My dream for the future is that people can just enjoy the life they’ve been given, and be able to make a difference in the lives of others, which I really believe is our purpose. I want people to realize that, because we only have one shot, and you might as well make a difference. I think that’s what was so frustrating for me being home, because I knew that. I knew I only had one shot and I was wasting away. So that’s why I came out, guns blazing. This was supposed to be the part of my life that I was going to enjoy with my family. My husband and I were going to travel, and we talked about these things the whole time I was sick. We made vision boards of all of these things we were going to do. And now that he’s gone, I’m so scared to death. And I don’t know what I’m going to do.
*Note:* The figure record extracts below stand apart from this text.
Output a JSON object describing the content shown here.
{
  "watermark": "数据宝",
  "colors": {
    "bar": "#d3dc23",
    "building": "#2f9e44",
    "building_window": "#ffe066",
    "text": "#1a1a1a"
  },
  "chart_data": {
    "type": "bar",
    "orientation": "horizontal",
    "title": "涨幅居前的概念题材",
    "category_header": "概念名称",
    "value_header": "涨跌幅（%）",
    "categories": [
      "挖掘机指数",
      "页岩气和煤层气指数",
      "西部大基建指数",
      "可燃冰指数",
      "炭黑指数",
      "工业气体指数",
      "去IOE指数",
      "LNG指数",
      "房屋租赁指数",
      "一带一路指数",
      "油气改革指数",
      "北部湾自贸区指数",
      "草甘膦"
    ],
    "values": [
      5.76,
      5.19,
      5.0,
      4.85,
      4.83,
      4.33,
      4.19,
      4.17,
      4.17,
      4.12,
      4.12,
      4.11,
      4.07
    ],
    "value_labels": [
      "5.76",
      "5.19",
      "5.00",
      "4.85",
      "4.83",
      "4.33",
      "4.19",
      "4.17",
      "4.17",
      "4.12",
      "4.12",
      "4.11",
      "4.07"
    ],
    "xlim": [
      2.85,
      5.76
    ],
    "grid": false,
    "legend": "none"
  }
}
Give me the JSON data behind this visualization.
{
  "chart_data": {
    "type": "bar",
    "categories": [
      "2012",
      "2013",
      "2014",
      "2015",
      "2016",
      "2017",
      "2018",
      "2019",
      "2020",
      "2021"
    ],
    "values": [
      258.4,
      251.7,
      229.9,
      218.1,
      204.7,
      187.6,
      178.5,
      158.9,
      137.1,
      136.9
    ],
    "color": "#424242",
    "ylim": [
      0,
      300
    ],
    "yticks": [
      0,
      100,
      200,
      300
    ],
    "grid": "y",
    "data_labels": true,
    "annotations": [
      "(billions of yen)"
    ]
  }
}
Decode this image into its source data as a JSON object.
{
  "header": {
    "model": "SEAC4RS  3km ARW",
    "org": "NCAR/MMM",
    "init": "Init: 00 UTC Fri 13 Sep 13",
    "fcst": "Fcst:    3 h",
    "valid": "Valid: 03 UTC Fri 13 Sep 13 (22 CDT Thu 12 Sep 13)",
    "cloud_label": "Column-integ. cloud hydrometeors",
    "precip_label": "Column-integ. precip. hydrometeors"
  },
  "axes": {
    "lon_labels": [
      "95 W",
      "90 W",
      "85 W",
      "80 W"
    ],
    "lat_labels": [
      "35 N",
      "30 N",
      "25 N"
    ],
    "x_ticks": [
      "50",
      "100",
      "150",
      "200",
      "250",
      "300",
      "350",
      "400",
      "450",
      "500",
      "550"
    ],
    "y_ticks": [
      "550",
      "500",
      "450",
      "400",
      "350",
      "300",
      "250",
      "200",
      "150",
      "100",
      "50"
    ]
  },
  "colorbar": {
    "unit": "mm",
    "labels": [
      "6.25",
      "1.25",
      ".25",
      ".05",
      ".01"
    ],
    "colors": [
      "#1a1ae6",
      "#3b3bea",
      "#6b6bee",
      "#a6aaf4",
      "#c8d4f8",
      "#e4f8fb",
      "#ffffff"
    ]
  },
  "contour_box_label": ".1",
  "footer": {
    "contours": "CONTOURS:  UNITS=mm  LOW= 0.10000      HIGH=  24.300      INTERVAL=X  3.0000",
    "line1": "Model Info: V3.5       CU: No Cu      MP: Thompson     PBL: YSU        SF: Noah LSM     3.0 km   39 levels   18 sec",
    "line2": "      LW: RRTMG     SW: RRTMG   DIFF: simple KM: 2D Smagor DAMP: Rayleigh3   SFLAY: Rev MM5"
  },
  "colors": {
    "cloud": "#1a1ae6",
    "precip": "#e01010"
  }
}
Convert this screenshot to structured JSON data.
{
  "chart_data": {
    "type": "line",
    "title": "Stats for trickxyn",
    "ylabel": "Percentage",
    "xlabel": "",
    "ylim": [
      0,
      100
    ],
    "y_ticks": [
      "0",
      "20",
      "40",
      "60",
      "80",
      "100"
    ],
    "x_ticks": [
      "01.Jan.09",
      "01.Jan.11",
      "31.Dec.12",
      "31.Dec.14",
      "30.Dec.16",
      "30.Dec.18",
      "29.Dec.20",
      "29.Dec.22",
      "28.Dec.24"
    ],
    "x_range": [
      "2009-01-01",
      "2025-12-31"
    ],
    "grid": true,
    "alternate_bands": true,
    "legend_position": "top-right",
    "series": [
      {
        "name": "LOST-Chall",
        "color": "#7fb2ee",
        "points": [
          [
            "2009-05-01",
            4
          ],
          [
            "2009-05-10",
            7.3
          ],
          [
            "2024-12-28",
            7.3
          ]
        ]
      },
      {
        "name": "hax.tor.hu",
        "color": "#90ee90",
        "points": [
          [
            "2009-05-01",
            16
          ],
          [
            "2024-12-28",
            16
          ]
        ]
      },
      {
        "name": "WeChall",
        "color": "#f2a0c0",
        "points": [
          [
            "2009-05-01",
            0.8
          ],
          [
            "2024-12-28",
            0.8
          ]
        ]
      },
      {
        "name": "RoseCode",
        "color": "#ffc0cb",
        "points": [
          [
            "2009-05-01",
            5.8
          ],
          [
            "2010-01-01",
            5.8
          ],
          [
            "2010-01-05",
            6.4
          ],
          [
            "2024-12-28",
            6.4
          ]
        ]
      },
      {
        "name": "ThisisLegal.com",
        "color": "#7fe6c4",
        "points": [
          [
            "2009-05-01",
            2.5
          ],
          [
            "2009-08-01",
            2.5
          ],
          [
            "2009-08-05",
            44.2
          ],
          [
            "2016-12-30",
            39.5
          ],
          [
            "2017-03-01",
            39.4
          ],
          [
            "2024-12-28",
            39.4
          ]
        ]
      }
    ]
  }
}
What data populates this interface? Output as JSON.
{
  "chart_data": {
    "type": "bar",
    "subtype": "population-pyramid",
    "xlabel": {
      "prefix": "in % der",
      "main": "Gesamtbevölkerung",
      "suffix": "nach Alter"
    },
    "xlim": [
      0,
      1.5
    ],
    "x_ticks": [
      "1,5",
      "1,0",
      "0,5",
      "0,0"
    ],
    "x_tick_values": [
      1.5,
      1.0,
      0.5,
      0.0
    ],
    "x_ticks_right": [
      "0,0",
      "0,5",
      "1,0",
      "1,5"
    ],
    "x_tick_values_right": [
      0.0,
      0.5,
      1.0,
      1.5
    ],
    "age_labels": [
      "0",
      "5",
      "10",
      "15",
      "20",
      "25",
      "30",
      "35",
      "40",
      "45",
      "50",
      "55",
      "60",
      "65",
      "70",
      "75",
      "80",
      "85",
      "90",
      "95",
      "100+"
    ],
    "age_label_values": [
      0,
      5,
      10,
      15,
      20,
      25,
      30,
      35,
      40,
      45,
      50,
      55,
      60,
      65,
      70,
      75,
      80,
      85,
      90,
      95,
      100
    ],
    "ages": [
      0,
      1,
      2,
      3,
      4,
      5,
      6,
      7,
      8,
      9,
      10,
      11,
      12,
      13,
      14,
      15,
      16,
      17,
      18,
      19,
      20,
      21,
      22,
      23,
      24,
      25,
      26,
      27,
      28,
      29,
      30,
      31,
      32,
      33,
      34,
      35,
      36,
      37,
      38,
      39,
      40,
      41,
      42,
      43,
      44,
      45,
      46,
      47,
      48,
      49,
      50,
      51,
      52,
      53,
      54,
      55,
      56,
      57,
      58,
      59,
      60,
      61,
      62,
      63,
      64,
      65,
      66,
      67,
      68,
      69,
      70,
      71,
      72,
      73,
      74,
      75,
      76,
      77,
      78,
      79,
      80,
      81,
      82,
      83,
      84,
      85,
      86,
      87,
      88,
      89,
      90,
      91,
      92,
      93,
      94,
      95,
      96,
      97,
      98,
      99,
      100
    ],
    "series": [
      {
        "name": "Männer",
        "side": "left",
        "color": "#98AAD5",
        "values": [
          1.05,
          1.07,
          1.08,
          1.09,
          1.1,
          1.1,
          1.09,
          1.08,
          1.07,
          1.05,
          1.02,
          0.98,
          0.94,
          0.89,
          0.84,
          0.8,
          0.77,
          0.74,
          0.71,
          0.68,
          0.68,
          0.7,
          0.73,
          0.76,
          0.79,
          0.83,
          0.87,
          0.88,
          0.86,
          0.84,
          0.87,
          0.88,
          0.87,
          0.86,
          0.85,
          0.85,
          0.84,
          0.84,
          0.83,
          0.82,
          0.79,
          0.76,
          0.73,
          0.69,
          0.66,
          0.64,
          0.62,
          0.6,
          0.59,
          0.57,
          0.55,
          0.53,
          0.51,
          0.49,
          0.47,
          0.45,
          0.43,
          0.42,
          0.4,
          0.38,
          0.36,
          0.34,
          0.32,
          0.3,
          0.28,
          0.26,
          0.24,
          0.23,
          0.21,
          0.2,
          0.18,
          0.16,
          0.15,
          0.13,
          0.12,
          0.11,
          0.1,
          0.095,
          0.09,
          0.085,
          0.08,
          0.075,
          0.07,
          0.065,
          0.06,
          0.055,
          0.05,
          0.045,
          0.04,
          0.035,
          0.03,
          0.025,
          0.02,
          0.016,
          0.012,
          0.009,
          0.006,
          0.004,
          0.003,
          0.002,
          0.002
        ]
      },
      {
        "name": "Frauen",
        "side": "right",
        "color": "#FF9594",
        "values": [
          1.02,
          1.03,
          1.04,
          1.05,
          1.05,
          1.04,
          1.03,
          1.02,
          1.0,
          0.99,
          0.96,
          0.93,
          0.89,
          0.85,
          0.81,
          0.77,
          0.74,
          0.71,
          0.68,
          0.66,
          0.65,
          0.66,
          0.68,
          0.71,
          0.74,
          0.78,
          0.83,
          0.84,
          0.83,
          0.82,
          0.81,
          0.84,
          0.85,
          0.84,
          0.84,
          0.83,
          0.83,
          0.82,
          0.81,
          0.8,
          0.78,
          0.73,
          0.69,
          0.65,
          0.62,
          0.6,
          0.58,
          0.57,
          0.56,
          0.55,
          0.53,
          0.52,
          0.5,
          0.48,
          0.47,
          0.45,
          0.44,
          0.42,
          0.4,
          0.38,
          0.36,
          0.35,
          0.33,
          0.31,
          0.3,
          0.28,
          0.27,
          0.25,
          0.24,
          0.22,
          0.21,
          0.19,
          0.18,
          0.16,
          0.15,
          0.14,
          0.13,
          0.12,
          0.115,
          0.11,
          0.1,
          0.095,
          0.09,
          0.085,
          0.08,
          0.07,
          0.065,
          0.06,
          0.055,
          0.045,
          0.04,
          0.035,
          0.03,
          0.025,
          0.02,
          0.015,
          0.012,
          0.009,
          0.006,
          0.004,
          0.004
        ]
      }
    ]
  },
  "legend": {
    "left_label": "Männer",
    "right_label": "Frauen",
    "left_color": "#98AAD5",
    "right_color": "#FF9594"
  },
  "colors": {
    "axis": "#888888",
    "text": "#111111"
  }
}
I want to continue to make a difference in the mental health community, for sure. To give back, to be the voice for so many that have lost this battle. To leave a legacy for people to be proud of, and to build off of. I want to make up for the time I let my kids down. Because I know I was not a mother to them like I should’ve been, and that’s hard. I hope that someday they see that I wasn’t just lazy. I tried as hard as I could and fought as hard as I could. I want to make my kids proud.